June 13, 2005

Health Savings Accounts bring Market Forces to Health Care

as Kevin wrote almost a year ago:

But healthcare is something too important to be left to the market you say. Or healthcare doesn't work like other goods because you have to have it inorder to live you say. Doesn't food meet those same requirements? Yet we allocate food in this country via the free market, and the crisis du jour is obesity. If we stopped allocating healthcare in this country via the current odd employer standing in for government system, and instead allocated healthcare via a free market, the crisis du jour would be longevity.

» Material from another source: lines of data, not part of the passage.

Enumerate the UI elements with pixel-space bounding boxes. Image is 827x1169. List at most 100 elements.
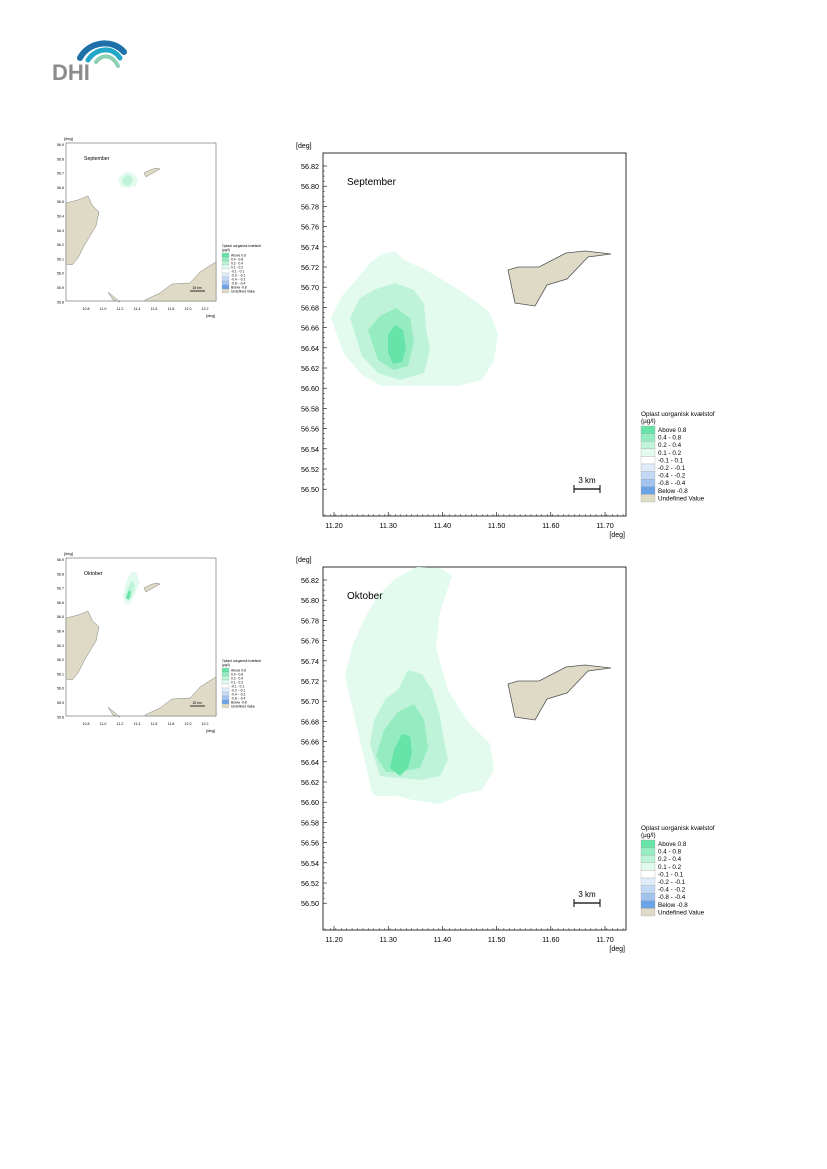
legend-swatch (640, 885, 656, 894)
overview-x-tick: 11.8 (168, 307, 175, 311)
overview-legend-label: Undefined Value (231, 289, 255, 293)
overview-y-tick: 56.9 (57, 558, 64, 562)
legend-label: Above 0.8 (658, 841, 687, 848)
x-tick-label: 11.50 (488, 935, 505, 944)
overview-y-tick: 56.1 (57, 672, 64, 676)
legend-label: 0.1 - 0.2 (658, 450, 682, 457)
legend-swatch (640, 862, 656, 871)
y-tick-label: 56.66 (301, 324, 319, 333)
y-tick-label: 56.50 (301, 485, 319, 494)
overview-legend-swatch (221, 272, 230, 278)
overview-x-tick: 11.6 (151, 307, 158, 311)
x-tick-label: 11.50 (488, 521, 505, 530)
y-tick-label: 56.76 (301, 223, 319, 232)
panel-title: September (347, 177, 397, 188)
overview-y-tick: 56.0 (57, 272, 64, 276)
x-tick-label: 11.60 (542, 935, 559, 944)
x-tick-label: 11.20 (325, 935, 342, 944)
y-tick-label: 56.74 (301, 657, 319, 666)
legend-swatch (640, 471, 656, 480)
overview-y-tick: 56.4 (57, 215, 64, 219)
y-tick-label: 56.78 (301, 202, 319, 211)
scale-bar-label: 3 km (578, 890, 596, 899)
legend-label: -0.2 - -0.1 (658, 465, 686, 472)
overview-legend-label: -0.1 - 0.1 (231, 269, 244, 273)
overview-legend-swatch (221, 264, 230, 270)
overview-legend-label: Below -0.8 (231, 285, 247, 289)
y-tick-label: 56.62 (301, 364, 319, 373)
overview-legend-label: -0.4 - -0.2 (231, 692, 245, 696)
overview-plume-2 (126, 590, 131, 600)
overview-y-tick: 56.9 (57, 143, 64, 147)
overview-y-tick: 56.3 (57, 229, 64, 233)
y-tick-label: 56.56 (301, 839, 319, 848)
legend-swatch (640, 893, 656, 901)
overview-x-tick: 11.8 (168, 722, 175, 726)
y-tick-label: 56.62 (301, 778, 319, 787)
overview-legend-label: 0.2 - 0.4 (231, 676, 243, 680)
overview-y-tick: 56.4 (57, 630, 64, 634)
overview-scale-label: 15 km (192, 286, 201, 290)
overview-legend-swatch (221, 691, 230, 697)
overview-island (143, 167, 161, 178)
overview-y-tick: 55.9 (57, 701, 64, 705)
overview-islet (107, 706, 121, 718)
y-tick-label: 56.50 (301, 899, 319, 908)
overview-legend-label: Undefined Value (231, 704, 255, 708)
y-tick-label: 56.72 (301, 263, 319, 272)
legend-label: -0.4 - -0.2 (658, 887, 686, 894)
overview-y-tick: 56.7 (57, 172, 64, 176)
legend-label: -0.1 - 0.1 (658, 457, 684, 464)
overview-legend-swatch (221, 675, 230, 681)
legend-label: Below -0.8 (658, 902, 688, 909)
island-land (507, 664, 612, 721)
overview-x-tick: 12.2 (202, 307, 209, 311)
overview-legend-swatch (221, 703, 230, 709)
y-tick-label: 56.58 (301, 404, 319, 413)
y-unit-label: [deg] (296, 557, 312, 564)
legend-label: -0.4 - -0.2 (658, 473, 686, 480)
overview-x-tick: 11.2 (117, 722, 124, 726)
panel-title: Oktober (347, 591, 383, 602)
overview-legend-swatch (221, 671, 230, 677)
overview-legend-label: Above 0.8 (231, 253, 246, 257)
overview-y-tick: 56.8 (57, 157, 64, 161)
concentration-contour-3 (390, 734, 412, 776)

Michael Barone now observes that HSA accounts are bring market forces to health care:

How many times have you heard that health care costs are rising at record rates? Well, they aren't any more.
[...]
Something is going on out there. Politicians and political commentators always assume that government must do something new and different if health care costs are to be held down to bearable increases. But the evidence is that health care costs are being held down, by the workings of the marketplace, partly in response to health care legislation passed in the last four years.
[...]
The other interesting development is the emergence of health insurance policies that encourage healthy behavior. Health care experts note that the increasing incidence of diabetes and other obesity-related diseases threatens to hugely increase health care costs in future years.
[...]
The overriding assumption in much commentary on health care finance is that individuals and companies are helpless automata waiting for government action before anything can be done anything about health care costs. But recent developments suggest that, in fact, employers and employees are active players, and that provisions of recent legislation that were not much noticed by the commentariat have enabled them to take action that reduces costs and provides increased benefits and incentives for healthier behavior.

We have problems, yes, but we are not helpless.

I don't know that we are at risk for a longevity crisis yet, but it's a welcome developement that market incentives are finding their way into the health care equation.